Ohne ein Ereignis wie den Verkauf oder bei voller Entnahme bleiben dagegen nur die Doppelkosten.
Was kostet eine Familienholding? Die Familienholding folgt derselben Kostenlogik wie jede Holding: zwei Gesellschaften, zweimal Abschlüsse, konservativ 6.000–16.000 € laufend pro Jahr. Hinzu kommen Gestaltungskosten für den Gesellschaftsvertrag, wenn mehrere Gesellschafterstämme, Vinkulierungen oder Nachfolgeklauseln zu regeln sind. Ob eine Familiengesellschaft in anderer Rechtsform günstiger fährt, hängt vom jeweiligen Zweck ab.
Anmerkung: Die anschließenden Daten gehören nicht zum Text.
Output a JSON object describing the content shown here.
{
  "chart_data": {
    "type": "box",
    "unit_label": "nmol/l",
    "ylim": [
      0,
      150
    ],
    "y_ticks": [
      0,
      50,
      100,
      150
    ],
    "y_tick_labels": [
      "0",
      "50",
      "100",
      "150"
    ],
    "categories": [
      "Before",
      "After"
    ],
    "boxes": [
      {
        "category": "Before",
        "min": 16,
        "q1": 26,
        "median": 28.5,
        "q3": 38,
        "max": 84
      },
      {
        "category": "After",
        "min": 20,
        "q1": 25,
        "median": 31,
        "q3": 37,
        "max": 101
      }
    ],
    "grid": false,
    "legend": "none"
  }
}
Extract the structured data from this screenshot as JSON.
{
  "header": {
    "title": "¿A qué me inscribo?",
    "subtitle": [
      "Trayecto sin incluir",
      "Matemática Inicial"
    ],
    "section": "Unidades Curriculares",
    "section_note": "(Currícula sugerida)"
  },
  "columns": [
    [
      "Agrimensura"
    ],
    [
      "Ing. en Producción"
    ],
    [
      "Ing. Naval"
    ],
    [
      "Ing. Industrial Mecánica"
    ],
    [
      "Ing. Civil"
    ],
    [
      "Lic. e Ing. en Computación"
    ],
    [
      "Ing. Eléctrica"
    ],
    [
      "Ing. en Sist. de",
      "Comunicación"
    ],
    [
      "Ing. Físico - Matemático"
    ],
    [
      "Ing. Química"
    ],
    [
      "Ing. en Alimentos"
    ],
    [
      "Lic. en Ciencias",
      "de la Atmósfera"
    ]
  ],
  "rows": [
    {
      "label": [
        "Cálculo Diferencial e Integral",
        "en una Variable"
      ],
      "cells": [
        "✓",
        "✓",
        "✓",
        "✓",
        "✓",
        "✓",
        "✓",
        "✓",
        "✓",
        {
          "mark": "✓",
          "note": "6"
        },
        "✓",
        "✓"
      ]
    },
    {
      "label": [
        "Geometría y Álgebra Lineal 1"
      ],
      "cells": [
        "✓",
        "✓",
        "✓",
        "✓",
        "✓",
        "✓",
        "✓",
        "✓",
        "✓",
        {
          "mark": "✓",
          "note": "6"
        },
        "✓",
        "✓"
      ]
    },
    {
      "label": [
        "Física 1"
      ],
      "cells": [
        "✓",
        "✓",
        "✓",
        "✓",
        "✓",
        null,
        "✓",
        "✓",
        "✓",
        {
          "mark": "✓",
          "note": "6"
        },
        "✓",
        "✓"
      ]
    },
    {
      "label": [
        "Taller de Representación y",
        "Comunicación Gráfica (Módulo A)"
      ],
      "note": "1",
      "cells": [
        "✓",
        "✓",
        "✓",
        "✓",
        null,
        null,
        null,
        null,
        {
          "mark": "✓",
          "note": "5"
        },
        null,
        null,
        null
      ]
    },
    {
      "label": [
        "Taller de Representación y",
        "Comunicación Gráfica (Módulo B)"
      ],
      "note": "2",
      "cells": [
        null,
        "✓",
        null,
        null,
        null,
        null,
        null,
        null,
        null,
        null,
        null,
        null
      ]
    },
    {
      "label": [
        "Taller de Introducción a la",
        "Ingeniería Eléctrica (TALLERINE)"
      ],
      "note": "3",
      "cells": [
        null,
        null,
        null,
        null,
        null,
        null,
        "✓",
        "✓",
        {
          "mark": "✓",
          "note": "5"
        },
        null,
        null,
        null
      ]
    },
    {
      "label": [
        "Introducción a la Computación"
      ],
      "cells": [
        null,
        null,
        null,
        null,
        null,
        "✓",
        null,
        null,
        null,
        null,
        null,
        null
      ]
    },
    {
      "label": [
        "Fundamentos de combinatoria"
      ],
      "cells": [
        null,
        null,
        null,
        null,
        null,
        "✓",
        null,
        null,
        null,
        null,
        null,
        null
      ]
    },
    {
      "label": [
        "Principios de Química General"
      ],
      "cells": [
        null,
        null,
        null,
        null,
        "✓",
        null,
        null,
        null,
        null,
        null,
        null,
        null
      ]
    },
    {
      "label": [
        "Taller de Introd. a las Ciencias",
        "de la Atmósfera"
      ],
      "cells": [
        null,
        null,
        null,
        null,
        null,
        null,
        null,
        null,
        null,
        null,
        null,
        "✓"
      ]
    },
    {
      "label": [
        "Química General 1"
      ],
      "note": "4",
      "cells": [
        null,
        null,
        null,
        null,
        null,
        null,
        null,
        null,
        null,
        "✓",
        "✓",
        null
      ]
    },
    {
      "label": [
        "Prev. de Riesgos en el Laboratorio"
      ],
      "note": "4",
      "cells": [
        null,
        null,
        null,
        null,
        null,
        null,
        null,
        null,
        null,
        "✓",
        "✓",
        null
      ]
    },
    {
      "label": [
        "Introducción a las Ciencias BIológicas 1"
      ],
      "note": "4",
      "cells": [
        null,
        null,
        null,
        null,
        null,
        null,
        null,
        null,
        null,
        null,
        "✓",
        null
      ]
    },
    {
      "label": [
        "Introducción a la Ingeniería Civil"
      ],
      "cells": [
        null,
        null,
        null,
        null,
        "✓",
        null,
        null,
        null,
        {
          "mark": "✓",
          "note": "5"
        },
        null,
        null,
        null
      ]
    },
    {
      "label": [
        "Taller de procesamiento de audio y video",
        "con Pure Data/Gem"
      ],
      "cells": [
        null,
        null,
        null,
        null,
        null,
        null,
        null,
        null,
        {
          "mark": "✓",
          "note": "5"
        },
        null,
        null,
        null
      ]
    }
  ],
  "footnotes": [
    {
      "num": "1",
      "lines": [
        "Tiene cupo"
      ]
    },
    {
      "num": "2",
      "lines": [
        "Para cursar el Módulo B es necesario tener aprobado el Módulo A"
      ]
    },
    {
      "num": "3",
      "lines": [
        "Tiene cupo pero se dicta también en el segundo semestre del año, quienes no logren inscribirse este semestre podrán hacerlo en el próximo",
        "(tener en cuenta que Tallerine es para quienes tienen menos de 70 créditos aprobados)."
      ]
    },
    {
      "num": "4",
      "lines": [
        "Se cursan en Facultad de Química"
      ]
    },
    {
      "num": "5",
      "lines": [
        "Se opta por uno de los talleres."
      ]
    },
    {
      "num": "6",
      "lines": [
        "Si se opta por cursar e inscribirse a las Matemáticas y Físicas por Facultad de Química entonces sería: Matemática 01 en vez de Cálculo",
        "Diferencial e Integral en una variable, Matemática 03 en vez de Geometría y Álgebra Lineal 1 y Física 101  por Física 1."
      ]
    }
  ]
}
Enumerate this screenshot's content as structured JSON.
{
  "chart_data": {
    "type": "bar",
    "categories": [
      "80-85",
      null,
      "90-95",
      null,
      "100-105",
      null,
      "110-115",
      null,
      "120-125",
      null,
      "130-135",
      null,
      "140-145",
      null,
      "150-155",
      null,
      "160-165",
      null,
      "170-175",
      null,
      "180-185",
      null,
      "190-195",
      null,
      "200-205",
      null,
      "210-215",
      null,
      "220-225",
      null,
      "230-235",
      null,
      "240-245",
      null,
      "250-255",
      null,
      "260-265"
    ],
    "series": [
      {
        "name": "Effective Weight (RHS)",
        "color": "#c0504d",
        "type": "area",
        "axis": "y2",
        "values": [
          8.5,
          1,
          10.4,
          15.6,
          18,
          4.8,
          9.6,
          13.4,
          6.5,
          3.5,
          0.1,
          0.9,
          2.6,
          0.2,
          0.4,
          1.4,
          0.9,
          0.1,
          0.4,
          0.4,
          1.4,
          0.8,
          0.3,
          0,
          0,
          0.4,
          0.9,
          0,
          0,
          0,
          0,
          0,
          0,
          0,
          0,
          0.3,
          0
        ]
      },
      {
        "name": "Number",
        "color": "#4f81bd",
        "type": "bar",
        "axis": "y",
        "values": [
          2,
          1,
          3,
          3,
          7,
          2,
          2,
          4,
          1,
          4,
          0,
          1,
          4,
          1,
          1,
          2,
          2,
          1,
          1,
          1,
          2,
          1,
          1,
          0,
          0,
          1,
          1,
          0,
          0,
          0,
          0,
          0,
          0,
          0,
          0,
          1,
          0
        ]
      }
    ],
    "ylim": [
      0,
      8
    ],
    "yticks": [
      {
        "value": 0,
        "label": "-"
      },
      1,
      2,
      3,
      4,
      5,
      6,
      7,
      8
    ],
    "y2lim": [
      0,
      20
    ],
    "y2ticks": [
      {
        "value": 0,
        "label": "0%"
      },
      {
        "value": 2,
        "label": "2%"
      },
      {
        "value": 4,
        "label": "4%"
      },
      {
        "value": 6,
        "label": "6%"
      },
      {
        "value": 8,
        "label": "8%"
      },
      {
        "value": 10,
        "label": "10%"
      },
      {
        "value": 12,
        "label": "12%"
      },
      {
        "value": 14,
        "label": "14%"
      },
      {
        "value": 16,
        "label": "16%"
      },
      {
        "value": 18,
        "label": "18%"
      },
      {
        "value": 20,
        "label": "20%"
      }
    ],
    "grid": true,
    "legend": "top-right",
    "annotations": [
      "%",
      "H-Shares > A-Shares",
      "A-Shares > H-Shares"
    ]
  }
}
Was kostet eine doppelte (doppelstöckige) Holding? Jede zusätzliche Ebene ist eine zusätzliche Kapitalgesellschaft mit eigener Buchführung (§ 238 HGB), eigenem Jahresabschluss (§ 264 HGB) und eigenen Steuererklärungen. Eine doppelstöckige Struktur aus drei Gesellschaften kostet laufend konservativ 9.000–24.000 € pro Jahr. Sie trägt sich aber nur, wenn jede Ebene eine eigene Funktion erfüllt, etwa die Haftungstrennung zwischen Sparten.
Braucht jede Gesellschaft der Holding einen eigenen Jahresabschluss? Ja. Jede Kapitalgesellschaft ist selbst buchführungspflichtig (§ 238 HGB) und stellt einen eigenen Jahresabschluss auf (§ 264 HGB), der offengelegt oder hinterlegt wird (§§ 325, 326 HGB). Kleinstkapitalgesellschaften nach § 267a HGB dürfen verkürzt bilanzieren und hinterlegen statt zu veröffentlichen, die Pflicht selbst entfällt aber für keine der beiden Gesellschaften.
Was kostet der Steuerberater für eine Holding? Die Vergütung richtet sich nach der Steuerberatervergütungsverordnung (StBVV), die Gebühren nach Gegenstandswerten staffelt. Buchführung, Jahresabschluss und Steuererklärungen fallen dabei je Gesellschaft einzeln an. Bei zwei Gesellschaften ist deshalb realistisch mit annähernd dem doppelten Honorar einer einzelnen GmbH zu rechnen. In der Gesamtspanne von 6.000–16.000 € pro Jahr ist der Steuerberater damit der größte Posten.